OilRig is Iran’s State-sponsored hacking unit established in 2015. Since inception, OilRig’s capabilities have grown to the level of becoming the subject of articles on Palo Alto’s security blog. Having started out with general Phishing attacks, they’ve matriculated into a more sophisticated distributor of targeted malware using compromised servers at IT companies throughout the Middle East.
What I find the most interesting about OilRig is they have developed skillsets that allow them to attack Israeli IT vendors and government agencies in a Nation-State that isn’t a financial powerhouse. In essence, they’re scrappy cyber street fighters who continue to evolve into a capable unit with cyber-reach in the US East.

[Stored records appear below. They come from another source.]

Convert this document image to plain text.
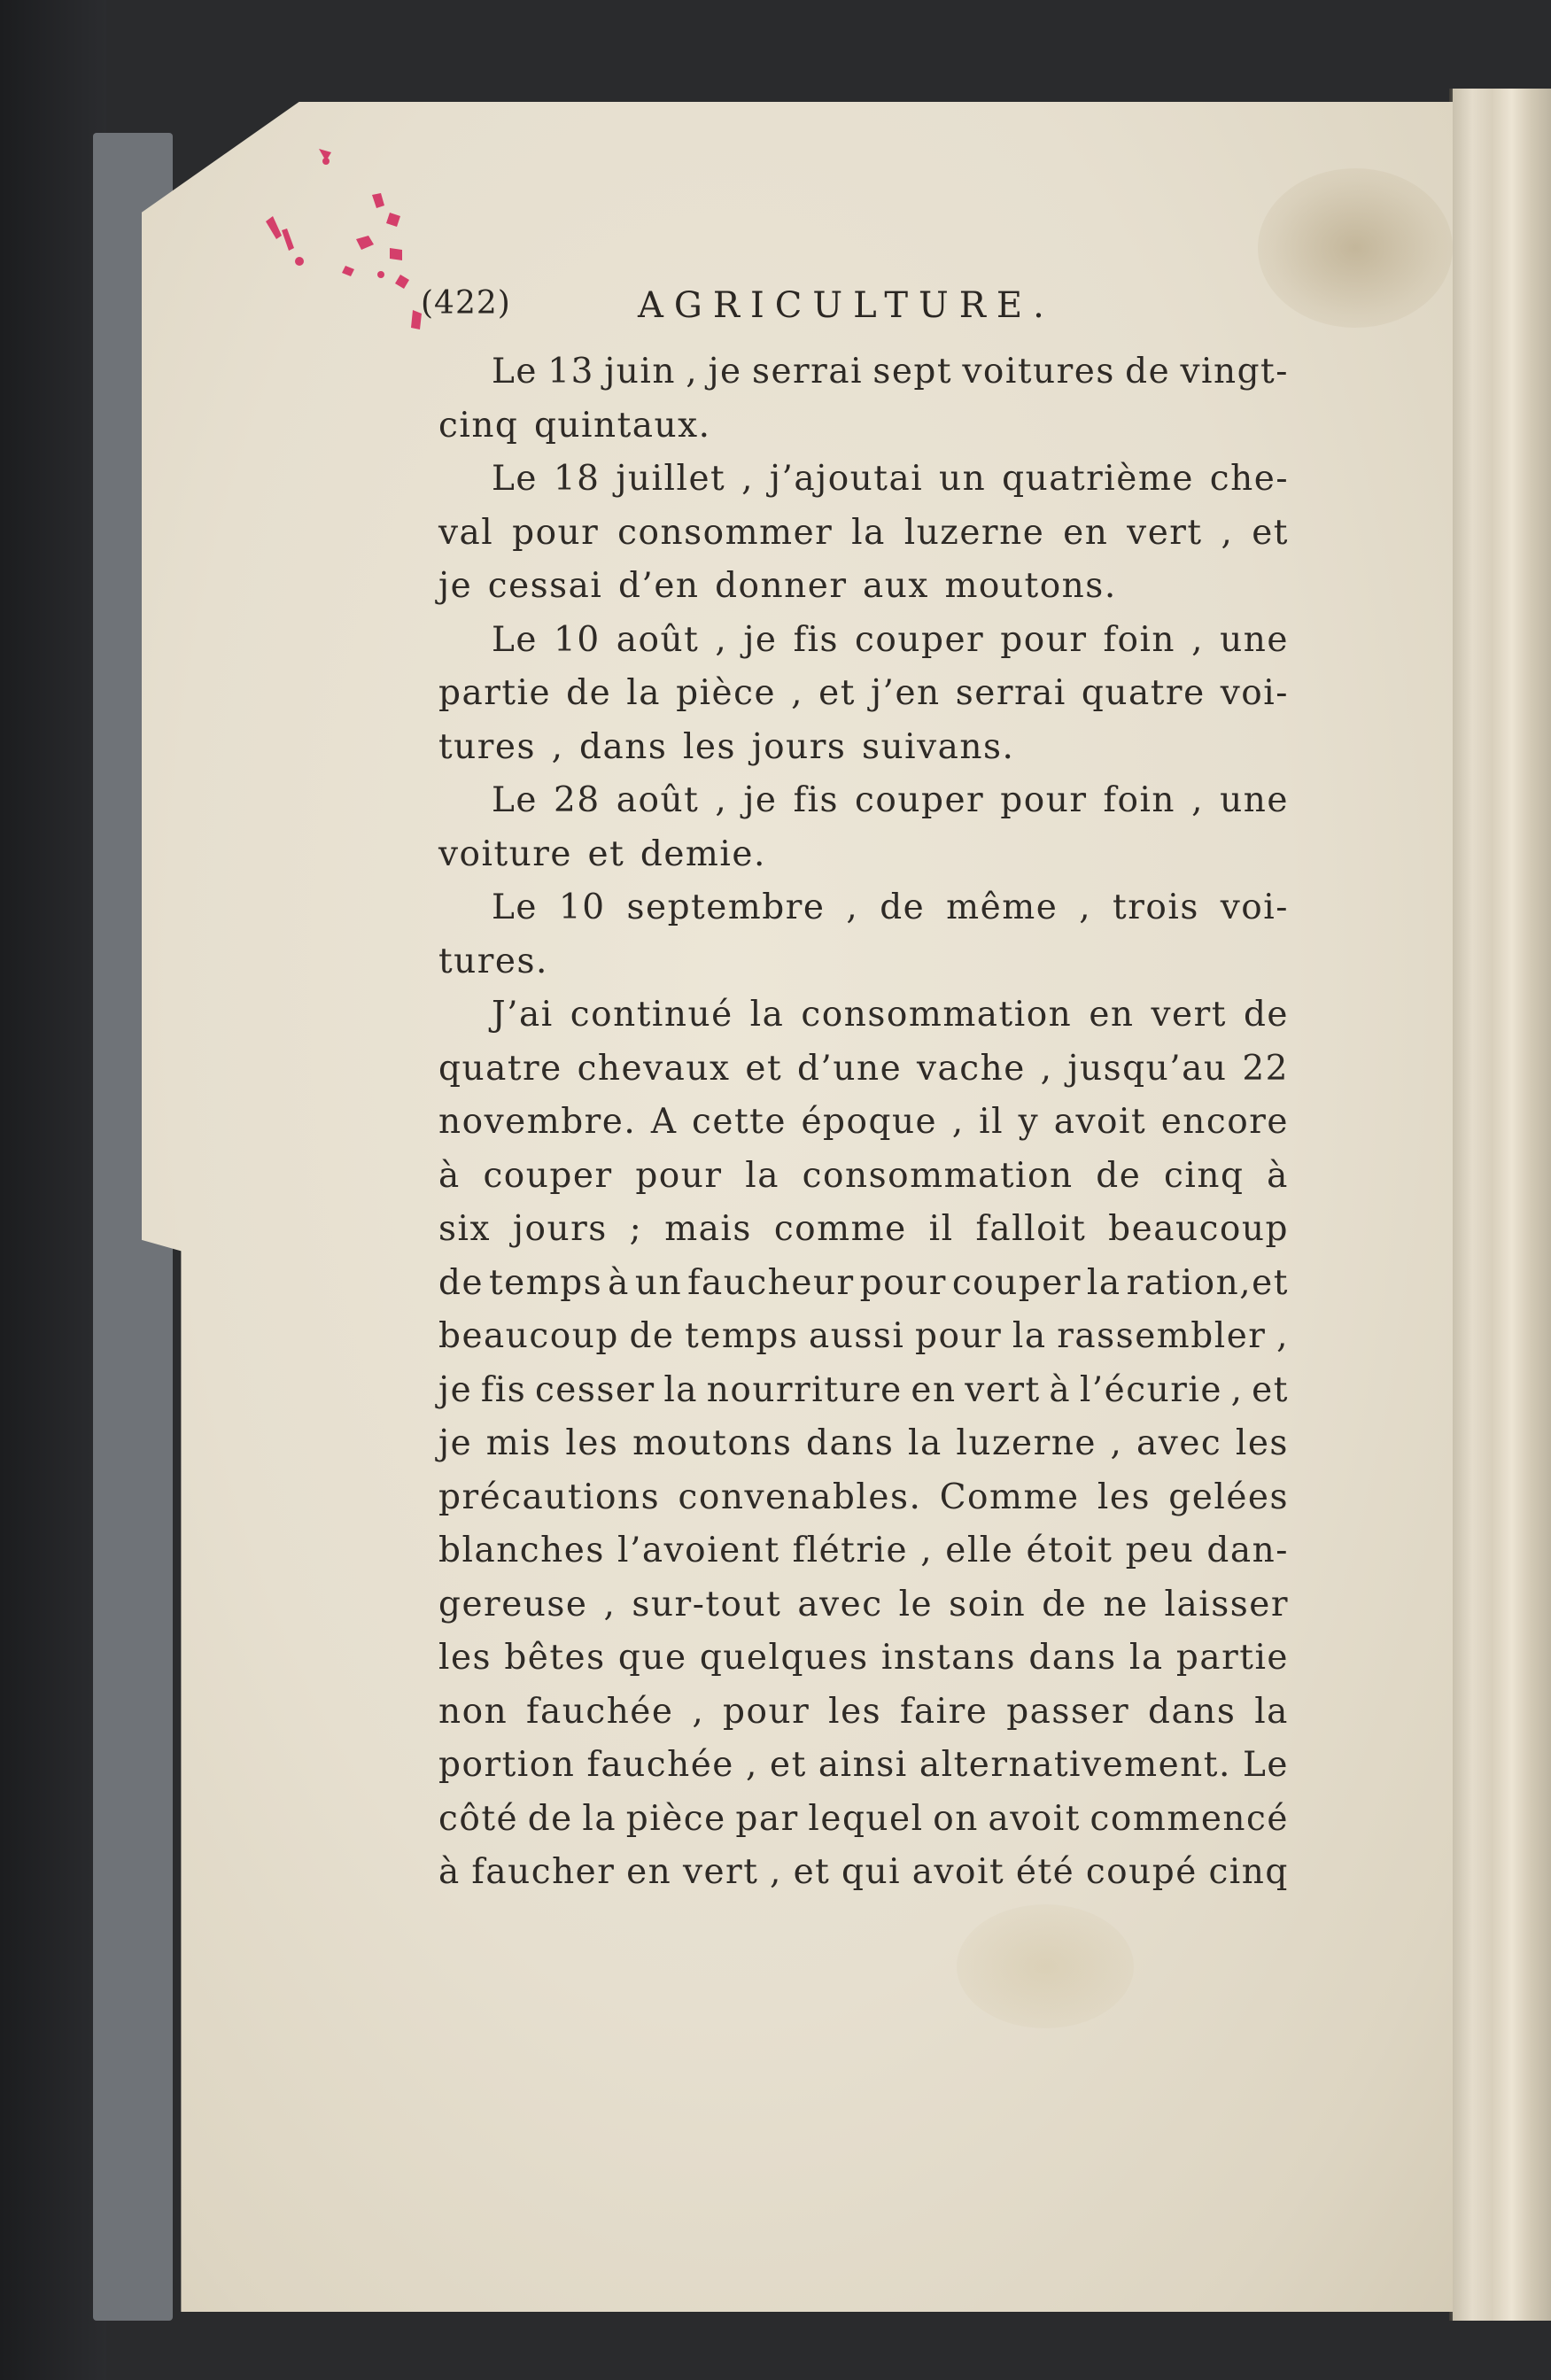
(422)	AGRICULTURE.
Le 13 juin , je serrai sept voitures de vingt-
cinq quintaux.
Le 18 juillet , j’ajoutai un quatrième che-
val pour consommer la luzerne en vert , et
je cessai d’en donner aux moutons.
Le 10 août , je fis couper pour foin , une
partie de la pièce , et j’en serrai quatre voi-
tures , dans les jours suivans.
Le 28 août , je fis couper pour foin , une
voiture et demie.
Le 10 septembre , de même , trois voi-
tures.
J’ai continué la consommation en vert de
quatre chevaux et d’une vache , jusqu’au 22
novembre. A cette époque , il y avoit encore
à couper pour la consommation de cinq à
six jours ; mais comme il falloit beaucoup
de temps à un faucheur pour couper la ration,et
beaucoup de temps aussi pour la rassembler ,
je fis cesser la nourriture en vert à l’écurie , et
je mis les moutons dans la luzerne , avec les
précautions convenables. Comme les gelées
blanches l’avoient flétrie , elle étoit peu dan-
gereuse , sur-tout avec le soin de ne laisser
les bêtes que quelques instans dans la partie
non fauchée , pour les faire passer dans la
portion fauchée , et ainsi alternativement. Le
côté de la pièce par lequel on avoit commencé
à faucher en vert , et qui avoit été coupé cinq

Their current Modus Operandi is to compromise the servers of IT vendors and send targeted email Phishing attacks to companies who use those vendors which carry an executable. The latest attacks contained the OopsIE Trojan attached to emails that originated from the IT company servers. What should be of particular interest is that one of their recent attacks was against a financial institution in Lebanon and that OilRig has already attacked a Vermont company to steal that companies SSL certificate codes to Phish targets.
According to Secure Reading this is how the attack works: “The macro creates a scheduled task which runs after waiting one minute to decode base64 encoded data using Certutil application. It also creates a second scheduled task which waits for two minutes and runs a VBScript to execute the OopsIE trojan and clean up the installation. The OopsIE Trojan is packed with SmartAssembly and obfuscated with ConfuserEx v1.0.0. It creates a VBScript file to run persistently on the system. The malware also creates a scheduled task to run itself every three minutes. It uses HTTP to communicate with its command and control server using InternetExplorer application object. The Trojan will construct specific URLs to communicate with the C2 server and parses the C2 server’s response looking for content within the tags <pre> and </pre>. The initial HTTP request acts as a beacon.”
We’ll continue to hear more about OilRig in the future, especially as behind-the-scene political shenanigans among Nation-states create new alliances against the United States.